Siemens Energy Börsengang: Aktie gleich kaufen?!

Nachrichtenquelle: The Motley Fool
28.09.2020, 15:38  |  3276   |   |   

Mit dem Börsengang von Siemens Energy (WKN: ENER6Y) trennt sich die Mutter Siemens (WKN: 723610) von ihrer Energiesparte. Ab dem 28. September 2020 ist die Aktie von Siemens Energy an den Börsen handelbar. Branchenbeobachter warten bereits seit längerer Zeit auf den Spin-off der Energiesparte. Aufgrund der Entwicklungen rund um erneuerbare Energien ist die Siemens-Tochter ein spannender Kandidat, um sich im Bereich Energie zu positionieren, da das Unternehmen als breit aufgestellt gilt.

Ein Börsengang ist immer eine spannende Angelegenheit, weshalb wir einen gemeinsamen Blick auf den IPO von Siemens Energy werfen möchten. Dabei gehen wir auf mögliche Herausforderungen und Chancen ein, um abschließend zu bewerten, ob man die Aktie gleich kaufen oder eher noch abwarten sollte.
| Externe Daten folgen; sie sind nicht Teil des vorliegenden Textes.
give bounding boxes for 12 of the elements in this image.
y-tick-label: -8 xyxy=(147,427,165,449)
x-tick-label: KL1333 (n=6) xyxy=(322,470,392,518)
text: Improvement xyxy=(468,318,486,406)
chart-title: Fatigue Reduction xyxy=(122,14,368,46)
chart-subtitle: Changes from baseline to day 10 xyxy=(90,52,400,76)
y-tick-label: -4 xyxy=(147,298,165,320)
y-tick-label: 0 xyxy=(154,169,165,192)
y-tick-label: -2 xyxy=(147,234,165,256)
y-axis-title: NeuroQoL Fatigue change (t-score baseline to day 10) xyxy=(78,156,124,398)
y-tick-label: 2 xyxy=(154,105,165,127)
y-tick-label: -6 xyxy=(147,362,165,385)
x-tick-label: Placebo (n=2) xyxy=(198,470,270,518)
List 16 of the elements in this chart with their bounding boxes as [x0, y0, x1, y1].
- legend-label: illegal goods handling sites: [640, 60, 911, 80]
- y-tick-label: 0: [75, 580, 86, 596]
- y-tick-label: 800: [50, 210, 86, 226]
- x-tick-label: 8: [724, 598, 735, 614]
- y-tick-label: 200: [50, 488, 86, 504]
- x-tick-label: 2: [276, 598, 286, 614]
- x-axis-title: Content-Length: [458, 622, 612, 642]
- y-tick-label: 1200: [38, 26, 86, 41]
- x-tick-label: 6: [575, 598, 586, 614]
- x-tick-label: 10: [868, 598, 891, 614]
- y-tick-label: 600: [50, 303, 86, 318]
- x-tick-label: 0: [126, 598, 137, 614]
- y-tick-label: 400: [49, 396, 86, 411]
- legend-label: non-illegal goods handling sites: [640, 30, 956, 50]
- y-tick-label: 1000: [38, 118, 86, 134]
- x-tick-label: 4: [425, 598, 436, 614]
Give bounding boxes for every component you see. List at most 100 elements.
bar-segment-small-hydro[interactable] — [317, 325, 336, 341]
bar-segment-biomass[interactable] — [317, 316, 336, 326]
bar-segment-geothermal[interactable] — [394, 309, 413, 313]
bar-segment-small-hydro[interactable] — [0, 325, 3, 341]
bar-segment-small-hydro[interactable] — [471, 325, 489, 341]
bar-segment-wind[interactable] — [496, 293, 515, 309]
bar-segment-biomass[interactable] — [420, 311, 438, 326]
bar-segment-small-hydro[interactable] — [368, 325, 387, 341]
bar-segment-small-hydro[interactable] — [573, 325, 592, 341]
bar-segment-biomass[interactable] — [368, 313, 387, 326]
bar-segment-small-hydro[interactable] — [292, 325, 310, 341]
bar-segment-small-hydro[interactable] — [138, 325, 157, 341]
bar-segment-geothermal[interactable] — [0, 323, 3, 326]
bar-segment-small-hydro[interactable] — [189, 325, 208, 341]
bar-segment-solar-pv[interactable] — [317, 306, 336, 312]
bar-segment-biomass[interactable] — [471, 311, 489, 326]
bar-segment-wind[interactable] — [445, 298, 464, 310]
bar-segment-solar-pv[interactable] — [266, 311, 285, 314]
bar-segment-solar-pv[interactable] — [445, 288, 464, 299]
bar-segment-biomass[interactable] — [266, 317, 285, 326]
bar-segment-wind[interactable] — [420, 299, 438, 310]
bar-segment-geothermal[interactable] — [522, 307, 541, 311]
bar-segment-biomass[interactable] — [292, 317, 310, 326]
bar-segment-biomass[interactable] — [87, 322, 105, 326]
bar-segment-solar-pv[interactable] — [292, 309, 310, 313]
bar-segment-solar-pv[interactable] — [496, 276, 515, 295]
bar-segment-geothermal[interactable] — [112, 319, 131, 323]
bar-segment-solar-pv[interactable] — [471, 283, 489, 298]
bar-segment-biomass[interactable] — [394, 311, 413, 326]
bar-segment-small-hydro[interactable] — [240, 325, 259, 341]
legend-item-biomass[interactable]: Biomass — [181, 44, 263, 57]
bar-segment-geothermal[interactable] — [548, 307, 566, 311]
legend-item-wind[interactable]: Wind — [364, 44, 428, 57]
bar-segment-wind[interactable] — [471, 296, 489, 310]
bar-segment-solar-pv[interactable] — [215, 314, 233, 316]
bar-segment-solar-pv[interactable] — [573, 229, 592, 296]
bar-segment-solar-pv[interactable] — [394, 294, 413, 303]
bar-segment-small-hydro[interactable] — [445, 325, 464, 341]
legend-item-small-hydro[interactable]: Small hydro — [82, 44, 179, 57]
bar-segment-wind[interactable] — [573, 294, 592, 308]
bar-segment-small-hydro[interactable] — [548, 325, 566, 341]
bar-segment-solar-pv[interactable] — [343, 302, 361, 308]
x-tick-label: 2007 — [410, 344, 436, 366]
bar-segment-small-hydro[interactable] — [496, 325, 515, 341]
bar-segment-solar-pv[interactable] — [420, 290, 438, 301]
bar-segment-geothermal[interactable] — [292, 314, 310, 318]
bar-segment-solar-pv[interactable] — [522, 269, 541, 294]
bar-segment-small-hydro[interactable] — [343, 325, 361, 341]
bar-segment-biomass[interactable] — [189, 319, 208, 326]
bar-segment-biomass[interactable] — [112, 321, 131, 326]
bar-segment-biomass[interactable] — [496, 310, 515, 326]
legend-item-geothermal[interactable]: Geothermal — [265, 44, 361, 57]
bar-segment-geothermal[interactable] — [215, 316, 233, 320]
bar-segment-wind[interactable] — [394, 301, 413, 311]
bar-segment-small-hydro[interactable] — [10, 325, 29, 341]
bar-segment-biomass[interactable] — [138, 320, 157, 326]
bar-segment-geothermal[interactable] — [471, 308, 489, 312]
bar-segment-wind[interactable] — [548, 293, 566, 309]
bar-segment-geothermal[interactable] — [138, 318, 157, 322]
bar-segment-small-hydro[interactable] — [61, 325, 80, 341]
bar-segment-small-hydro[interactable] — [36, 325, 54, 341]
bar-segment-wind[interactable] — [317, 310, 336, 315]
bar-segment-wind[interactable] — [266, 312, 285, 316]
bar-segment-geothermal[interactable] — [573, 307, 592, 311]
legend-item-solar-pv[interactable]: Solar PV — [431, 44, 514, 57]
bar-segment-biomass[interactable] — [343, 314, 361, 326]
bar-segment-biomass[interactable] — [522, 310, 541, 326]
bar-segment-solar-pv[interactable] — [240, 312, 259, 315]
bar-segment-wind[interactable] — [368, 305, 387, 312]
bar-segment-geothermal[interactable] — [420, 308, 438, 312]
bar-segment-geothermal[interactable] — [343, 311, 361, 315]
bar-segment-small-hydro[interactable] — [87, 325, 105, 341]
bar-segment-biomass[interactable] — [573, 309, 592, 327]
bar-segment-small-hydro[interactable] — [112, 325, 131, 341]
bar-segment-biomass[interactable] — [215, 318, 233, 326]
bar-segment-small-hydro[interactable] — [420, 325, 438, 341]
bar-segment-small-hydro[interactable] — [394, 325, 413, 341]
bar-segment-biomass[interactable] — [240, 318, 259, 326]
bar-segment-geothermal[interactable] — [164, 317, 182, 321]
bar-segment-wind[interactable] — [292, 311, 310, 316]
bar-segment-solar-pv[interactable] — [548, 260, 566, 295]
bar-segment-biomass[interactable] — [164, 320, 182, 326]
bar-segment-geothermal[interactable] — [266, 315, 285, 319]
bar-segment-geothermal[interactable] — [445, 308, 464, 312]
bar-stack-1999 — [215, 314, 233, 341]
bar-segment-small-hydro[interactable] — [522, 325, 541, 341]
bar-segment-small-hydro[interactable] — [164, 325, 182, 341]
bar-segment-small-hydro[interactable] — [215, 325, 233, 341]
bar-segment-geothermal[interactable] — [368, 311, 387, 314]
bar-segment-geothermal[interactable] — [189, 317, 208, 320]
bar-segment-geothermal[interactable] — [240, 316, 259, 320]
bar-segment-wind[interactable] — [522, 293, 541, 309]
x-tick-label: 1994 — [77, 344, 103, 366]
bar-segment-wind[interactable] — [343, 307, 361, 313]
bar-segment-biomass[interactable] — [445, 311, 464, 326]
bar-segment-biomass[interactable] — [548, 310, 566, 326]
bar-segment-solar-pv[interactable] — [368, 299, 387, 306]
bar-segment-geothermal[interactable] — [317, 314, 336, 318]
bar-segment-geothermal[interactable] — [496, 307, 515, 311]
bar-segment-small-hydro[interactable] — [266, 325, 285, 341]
Details zum Börsengang von Siemens Energy

Die Erstnotierung erfolgte zum Preis von 22,01 Euro je Anteilsschein. Gegen die Mittagszeit am IPO-Tag liegt der Kurs einer Aktie von Siemens Energy bei etwa 22,50 Euro – damit liegt der Kurs nur leicht über dem Ausgabepreis. Durch den Spin-off haben Aktionäre je zwei gehaltener Siemens-Aktien jeweils eine Aktie von Siemens Energy erhalten.

Siemens trennt sich zwar formell durch den Börsengang von seiner Energiesparte, bleibt allerdings mit rund 35 % noch als Ankeraktionär am Unternehmen beteiligt. Weitere 10 % gehen an den Pensionsfonds des Konzerns. Im Laufe der Zeit sollen diese beiden Anfangspositionen jedoch schrumpfen – Siemens möchte voraussichtlich mit 25 % der Anteile Ankeraktionär bleiben. Zuvor hatte Siemens auch seine Gesundheitssparte mittels eines Spin-offs an die Börse gebracht. Üblicherweise behält die Mutter noch einen Großteil der Anteile, um die Tochter weiterhin lenken zu können. Joe Kaeser ist beispielsweise im Aufsichtsrat von Siemens Energy vertreten.

Die Geschäftsbereiche im Überblick

Siemens Energy kann man im Grunde genommen in zwei Bereiche aufteilen. Zum einen ist da die Kraftwerkssparte und zum anderen die Windsparte. Medienberichten zufolge bewerten Experten allein die aus Gas & Power bestehende Kraftwerkssparte mit 10 bis 15 Mrd. Euro. Zudem kann man eine hohe Beteiligung an der Siemens-Tochter für Windkraftanlagen, Siemens Gamesa, vorweisen.

Damit ist man also gut aufgestellt, vor allem im Bereich der Windenergie. Jedoch ist man noch ziemlich abhängig von der Kohlekraftwerk-Industrie. Wer die Klima-Debatten und Fridays-for-Future-Demonstrationen verfolgt, weiß, warum. Genauso wie Atomkraft erfreut sich die Kohlekraft im Moment nur geringer Beliebtheit. Bisher verdient man gutes Geld bei Bau und der Wartung von Generatoren und Turbinen für Kohlekraftwerke. Es ist allerdings absehbar, dass dieser Markt schrumpfen wird. Darüber hinaus kann man meiner Meinung nach nicht mehr von einem „sicheren“ Geschäft sprechen, da man in diesem Bereich oftmals politischer Willkür ausgesetzt ist.